The more you know about your health plan, the better you can use it in your favor. Make sure to:

  • Get to know your benefits. Find out which services are covered. Learn the limits, exclusions, or maximums of your plan. Choose a coverage level that meets, but doesn't go beyond your needs.

  • Understand your financial duties. Health plans often ask you to pay a part of the benefit costs. These come in the form of deductibles, copayments, or flat fees. Use benefits wisely to save on out-of-pocket costs.

  • Know how to access your benefits. Follow your plan's rules for referrals to specialists, being admitted to a hospital, having surgery, or using an out-of-network provider.

  • Learn how to get help. Know who to call to find out about benefits, ask billing questions, solve a dispute, and get a referral.

  • Use self-care services. Before planning an office visit, see if your plan has a nurse help line or similar service.

Work better with your healthcare provider

Your healthcare provider is your main advocate within the healthcare system. You should:

  • Find out how to use services. Can you ask your healthcare provider questions over the phone, or must you make an appointment? Can you get a prescription over the phone? Is there an online patient portal to communicate with your providers?

  • Prepare for an office visit. Be sure your healthcare provider has all the information needed to make a diagnosis. This includes your medical records, family medical history, and a list of the medicines you take. Bring along a list of questions and issues you want to talk about.

  • Educate yourself. Becoming an informed healthcare user can help make sure you get safe, quality care.  To do so, learn more about any conditions and treatments you get by asking your healthcare provider for information for patients. Search reputable Internet sites, such as major hospitals or healthcare organizations or government sites. Talk with your healthcare provider about what you find.

  • Follow through. When you commit to a treatment plan, take medicines as prescribed. Make sure you follow all disease-management and prevention steps.

Make the most of appointments

An office visit is also an opportunity. Make the most of it by:

  • Starting with open communication. Don’t assume your healthcare provider has all the information they need. If you think of a detail you forgot to bring up during an appointment, jot it down. Then, call your healthcare provider or nurse.

  • Asking questions. Be sure to get a clear explanation of your care and ask about treatment, results, and any possible side effects. Write down what your need to know about treatment.  Don’t trust your memory. And remember, it’s your right to get a second opinion if you want one.

  • Sharing any history of allergies or reactions. Your healthcare provider needs to know how you’ve reacted to medicines or treatments. This will help be sure you don’t get a medicine that may harm you.

  • Ask your healthcare provider to write clearly. They should clearly write the name and purpose of a prescribed medicine, as well as instructions for taking it. Then check to make sure the pharmacist gives you the right one. Be aware of possible side effects and when they should be reported

Mind your medicines

If you get prescription for medicine:

  • Tell your healthcare provider what medicines you take. This includes over-the-counter remedies and supplements—how much you take and when you take them. Review your medicines at least once a year with your healthcare provider. Keeping your records up-to-date helps prevent dangerous interactions.

  • Ask about generic medicine. When generic medicine is available, it can cost much less.

  • Follow directions. Taking too much or too little medicine or using the wrong one is the most common medical error.
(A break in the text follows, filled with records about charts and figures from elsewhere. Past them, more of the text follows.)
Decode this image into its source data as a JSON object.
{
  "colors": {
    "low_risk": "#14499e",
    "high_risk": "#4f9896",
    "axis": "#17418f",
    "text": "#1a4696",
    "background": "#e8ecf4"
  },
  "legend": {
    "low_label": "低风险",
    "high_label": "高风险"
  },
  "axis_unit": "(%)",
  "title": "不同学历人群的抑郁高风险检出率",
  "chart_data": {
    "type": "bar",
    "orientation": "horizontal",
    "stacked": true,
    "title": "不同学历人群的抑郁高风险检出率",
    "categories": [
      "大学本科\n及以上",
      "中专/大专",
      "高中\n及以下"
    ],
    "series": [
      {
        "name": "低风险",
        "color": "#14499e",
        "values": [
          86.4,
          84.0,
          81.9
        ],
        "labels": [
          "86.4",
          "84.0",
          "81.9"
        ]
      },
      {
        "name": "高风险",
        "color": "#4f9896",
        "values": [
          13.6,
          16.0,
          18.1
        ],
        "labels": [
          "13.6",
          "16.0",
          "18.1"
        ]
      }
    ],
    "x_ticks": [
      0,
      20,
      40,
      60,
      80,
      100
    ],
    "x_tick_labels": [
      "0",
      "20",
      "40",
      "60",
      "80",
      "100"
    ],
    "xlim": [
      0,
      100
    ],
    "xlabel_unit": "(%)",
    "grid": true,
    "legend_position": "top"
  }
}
Keep on top of preventive care

Talk with your healthcare provider about:

  • Screenings for cancer, heart disease, diabetes, and other problems

  • Immunizations for illnesses

  • Counseling for mental health concerns

  • Your diet and activity levels

  • Your weight

  • Stress management

  • Smoking or substance abuse

  • Steps you can take to prevent chronic disease

It’s up to you to follow your healthcare provider’s suggestions. Keep asking questions until you know what you need to do. Being assertive and acting as your own healthcare advocate is the best way to get the best healthcare.